Switzerland is hosting a referendum about banning mandatory vaccinations

  • All vaccinations and implants would be banned by the law without an individual’s consent
  • Swiss Freedom Movement has collected 125,000 signatures in order to activate vote
  • Incoming president said he would consider mandatory vaccines ‘as a last resort’

Switzerland will hold a referendum to decide whether mandatory vaccinations should all be stopped.

For the trigger of the vote, the Swiss Freedom Movement (MLS), an association, collected 125,000 signatures, 25,000 extra than what was needed.

Although mandatory vaccinations do not currently exist, Swiss law allows them and the new president said that he will consider using them. 

Switzerland is set to hold a referendum on whether all mandatory vaccinations should be banned. Pictured: anti-Covid protests in Bern

Switzerland has set a referendum about whether compulsory vaccinations should all be prohibited. Image: Anti-Covid demonstrations in Bern

MLS wants the Swiss Constitution amended so that citizens have the right to determine for themselves whether or not they wish to be injected. 

This initiative states that the person involved must not be punished or suffer any social or professional disadvantages for refusing to consent. 

Covid and all other vaccines, chips, or digital data that are implanted into the body would fall under this law.

Swiss officials have stated that mandatory vaccinations won’t be enforced, but the Epidemic Act allows for obligatory jabs to be administered in exceptional cases.

Ignazio Casso, the president-elect of Ignazio Cassis stated that mandatory vaccines will be considered as a last resort to combat infections.

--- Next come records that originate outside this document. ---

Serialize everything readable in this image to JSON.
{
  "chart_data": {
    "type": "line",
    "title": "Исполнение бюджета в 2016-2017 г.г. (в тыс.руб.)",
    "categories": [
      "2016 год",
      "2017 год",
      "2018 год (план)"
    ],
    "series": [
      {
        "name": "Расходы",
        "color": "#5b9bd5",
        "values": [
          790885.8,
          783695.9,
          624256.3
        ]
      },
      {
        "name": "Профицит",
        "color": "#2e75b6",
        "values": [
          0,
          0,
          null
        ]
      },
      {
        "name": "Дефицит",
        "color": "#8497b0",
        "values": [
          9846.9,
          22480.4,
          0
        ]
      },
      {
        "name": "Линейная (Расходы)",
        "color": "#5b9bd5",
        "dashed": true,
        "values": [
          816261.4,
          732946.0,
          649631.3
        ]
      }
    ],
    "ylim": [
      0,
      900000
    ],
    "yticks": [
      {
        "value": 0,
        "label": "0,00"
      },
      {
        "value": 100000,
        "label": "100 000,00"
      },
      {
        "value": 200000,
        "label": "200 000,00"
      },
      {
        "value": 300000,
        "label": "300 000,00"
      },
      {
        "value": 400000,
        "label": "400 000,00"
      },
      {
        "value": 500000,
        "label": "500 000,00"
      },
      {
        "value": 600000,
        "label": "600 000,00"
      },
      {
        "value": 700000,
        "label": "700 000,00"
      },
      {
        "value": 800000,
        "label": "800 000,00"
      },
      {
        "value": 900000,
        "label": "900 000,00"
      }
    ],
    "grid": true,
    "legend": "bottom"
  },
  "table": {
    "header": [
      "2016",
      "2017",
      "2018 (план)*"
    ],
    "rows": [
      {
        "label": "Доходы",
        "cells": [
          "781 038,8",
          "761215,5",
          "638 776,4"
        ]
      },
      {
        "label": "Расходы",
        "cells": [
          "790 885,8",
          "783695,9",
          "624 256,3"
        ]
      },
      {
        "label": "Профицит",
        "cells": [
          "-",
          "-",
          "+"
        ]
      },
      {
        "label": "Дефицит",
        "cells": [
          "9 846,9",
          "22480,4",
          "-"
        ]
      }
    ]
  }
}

Cassis is a qualified doctor. He said that mandatary vaccinations could be helpful.

While the exact date has yet to be determined for Switzerland’s famously democratic referendum, it is likely that it will take place around 2022.

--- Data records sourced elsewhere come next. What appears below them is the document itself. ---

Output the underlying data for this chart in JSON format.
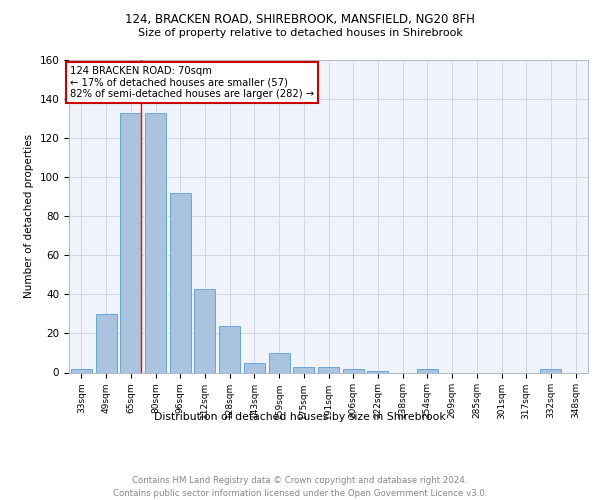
{
  "title1": "124, BRACKEN ROAD, SHIREBROOK, MANSFIELD, NG20 8FH",
  "title2": "Size of property relative to detached houses in Shirebrook",
  "xlabel": "Distribution of detached houses by size in Shirebrook",
  "ylabel": "Number of detached properties",
  "footnote1": "Contains HM Land Registry data © Crown copyright and database right 2024.",
  "footnote2": "Contains public sector information licensed under the Open Government Licence v3.0.",
  "annotation_line1": "124 BRACKEN ROAD: 70sqm",
  "annotation_line2": "← 17% of detached houses are smaller (57)",
  "annotation_line3": "82% of semi-detached houses are larger (282) →",
  "bar_labels": [
    "33sqm",
    "49sqm",
    "65sqm",
    "80sqm",
    "96sqm",
    "112sqm",
    "128sqm",
    "143sqm",
    "159sqm",
    "175sqm",
    "191sqm",
    "206sqm",
    "222sqm",
    "238sqm",
    "254sqm",
    "269sqm",
    "285sqm",
    "301sqm",
    "317sqm",
    "332sqm",
    "348sqm"
  ],
  "bar_values": [
    2,
    30,
    133,
    133,
    92,
    43,
    24,
    5,
    10,
    3,
    3,
    2,
    1,
    0,
    2,
    0,
    0,
    0,
    0,
    2,
    0
  ],
  "bar_color": "#aac4e0",
  "bar_edge_color": "#5a9fd4",
  "red_line_index": 2,
  "grid_color": "#d0d8e8",
  "annotation_box_edge": "#cc0000",
  "ylim": [
    0,
    160
  ],
  "yticks": [
    0,
    20,
    40,
    60,
    80,
    100,
    120,
    140,
    160
  ],
  "bg_color": "#f0f4fa"
}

Shoppers are seen under Christmas illuminations in Zurich amid the spread of the coronavirus disease

Under Christmas lighting in Zurich, shoppers can be seen amid spread of coronavirus.

This comes just days after an unpopular vote was approved Even though protests are not being heard, there is no shortage of vaccine passports or restrictions to covid.

The legislation was supported by around 62% of the voters. 

Alain Berset, Health Minister, stated that authorities now have the tools to handle the crisis and can adjust them to future developments. 

Berset declared, “A decision has already been taken and it is time to unite now in order to weather this winter.” “This appeal is for unity, but also respect for the decisions made.

The 65.7 percentage turnout is unusual for a country that hosts several referendums each year.